Lindsey Stamey of Vertigo is Down with Gogol Bordello

Morristown modern rock band Vertigo’s profile is quickly rising—their second full-length CD, The Coming and the Going, is coming out in July (with national distribution by Koch and Hot Topic), they just played Sundown in the City with Gavin Rossdale, and they’re scheduled for Bonnaroo on Sunday, June 14. They’re also headlining at the Cider House this weekend, which might be one of your last chances to see them in a club anytime soon. Here’s what vocalist Lindsey Stamey has been listening to lately.

Gogol Bordello, Super Taranta! (SideOneDummy/Rubric, 2007)

This is my new favorite band. I heard about them a few years ago from an Elijah Wood interview where he was promoting the movie Everything Is Illuminated—coincidentally the singer is also co-star, which I just recently found out. I checked out the band and couldn’t really get into it at that point. Maybe I was too young. Who knows? It wasn’t until I watched the movie Wristcutters recently that Gogol Bordello was brought back up. Their song “Through the Roof ’n’ Underground” shows up a few times in the movie and by the end I had to own it and everything from who wrote it. Come to find it was the band that I so rudely dismissed years before. I just recently bought everything they ever made.

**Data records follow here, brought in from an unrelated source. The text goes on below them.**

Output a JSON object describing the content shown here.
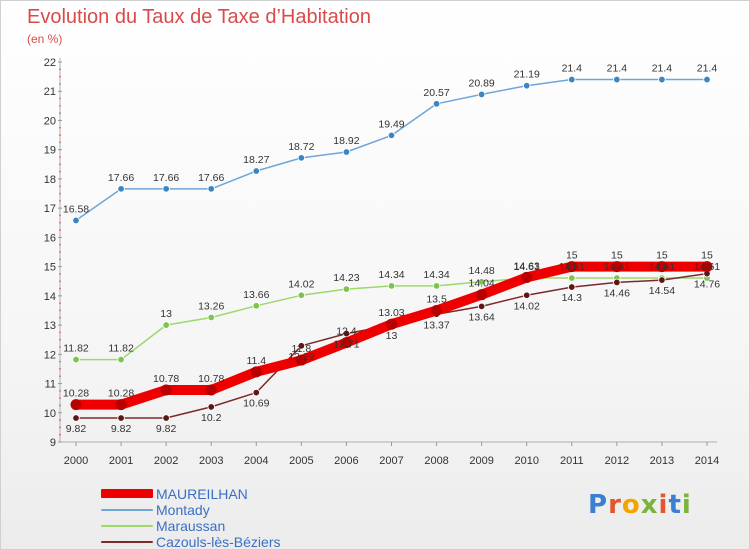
{
  "header": {
    "title": "Evolution du Taux de Taxe d’Habitation",
    "unit": "(en %)"
  },
  "logo": {
    "text": "Proxiti",
    "letter_colors": [
      "#3b7fd1",
      "#e4572e",
      "#f4a300",
      "#7bb43a",
      "#e4572e",
      "#3b7fd1",
      "#7bb43a"
    ]
  },
  "chart_data": {
    "type": "line",
    "title": "Evolution du Taux de Taxe d’Habitation",
    "ylabel": "(en %)",
    "xlabel": "",
    "x": [
      "2000",
      "2001",
      "2002",
      "2003",
      "2004",
      "2005",
      "2006",
      "2007",
      "2008",
      "2009",
      "2010",
      "2011",
      "2012",
      "2013",
      "2014"
    ],
    "ylim": [
      9,
      22
    ],
    "yticks": [
      "9",
      "10",
      "11",
      "12",
      "13",
      "14",
      "15",
      "16",
      "17",
      "18",
      "19",
      "20",
      "21",
      "22"
    ],
    "grid": false,
    "legend_position": "bottom-left",
    "series": [
      {
        "name": "MAUREILHAN",
        "color": "#ee0000",
        "marker_color": "#b80000",
        "values": [
          10.28,
          10.28,
          10.78,
          10.78,
          11.4,
          11.8,
          12.4,
          13.03,
          13.5,
          14.04,
          14.63,
          15,
          15,
          15,
          15
        ],
        "labels": [
          "10.28",
          "10.28",
          "10.78",
          "10.78",
          "11.4",
          "11.8",
          "12.4",
          "13.03",
          "13.5",
          "14.04",
          "14.63",
          "15",
          "15",
          "15",
          "15"
        ]
      },
      {
        "name": "Montady",
        "color": "#6ea6d8",
        "marker_color": "#3a86c4",
        "values": [
          16.58,
          17.66,
          17.66,
          17.66,
          18.27,
          18.72,
          18.92,
          19.49,
          20.57,
          20.89,
          21.19,
          21.4,
          21.4,
          21.4,
          21.4
        ],
        "labels": [
          "16.58",
          "17.66",
          "17.66",
          "17.66",
          "18.27",
          "18.72",
          "18.92",
          "19.49",
          "20.57",
          "20.89",
          "21.19",
          "21.4",
          "21.4",
          "21.4",
          "21.4"
        ]
      },
      {
        "name": "Maraussan",
        "color": "#9ed86b",
        "marker_color": "#7cc44e",
        "values": [
          11.82,
          11.82,
          13,
          13.26,
          13.66,
          14.02,
          14.23,
          14.34,
          14.34,
          14.48,
          14.61,
          14.61,
          14.61,
          14.61,
          14.61
        ],
        "labels": [
          "11.82",
          "11.82",
          "13",
          "13.26",
          "13.66",
          "14.02",
          "14.23",
          "14.34",
          "14.34",
          "14.48",
          "14.61",
          "14.61",
          "14.61",
          "14.61",
          "14.61"
        ]
      },
      {
        "name": "Cazouls-lès-Béziers",
        "color": "#7a2a2a",
        "marker_color": "#5e1515",
        "values": [
          9.82,
          9.82,
          9.82,
          10.2,
          10.69,
          12.29,
          12.71,
          13,
          13.37,
          13.64,
          14.02,
          14.3,
          14.46,
          14.54,
          14.76
        ],
        "labels": [
          "9.82",
          "9.82",
          "9.82",
          "10.2",
          "10.69",
          "12.29",
          "12.71",
          "13",
          "13.37",
          "13.64",
          "14.02",
          "14.3",
          "14.46",
          "14.54",
          "14.76"
        ]
      }
    ]
  }
}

Silversun Pickups, Swoon (Dangerbird, 2009)

I’ve been waiting for their new release for what seems forever. Their first release, Carnavas, was defiantly stuck in my CD player for a long time and I can now say the same thing about Swoon. It’s gotten to the point where people in the van are getting pretty annoyed. Everything about them is so passionate and perfect. The song “Growing Old Is Getting Old” builds until you think your heart might explode.

Crosby, Stills, Nash & Young, Greatest Hits (Rhino, 2005)

I grew up listening to CSN&Y. I realized a few weeks ago when I was comparing the harmonies of Fleet Foxes to being almost as velvet as CSN&Y that I sinfully did not own one album. I went out that day and bought their greatest hits and figured that was a start. I wept for the nostalgia of “Our House” with my headphones on in the dark of my bedroom. My parents sang it to me often and I was sure someone wrote it about us. It was like finding an old comforting baby blanket.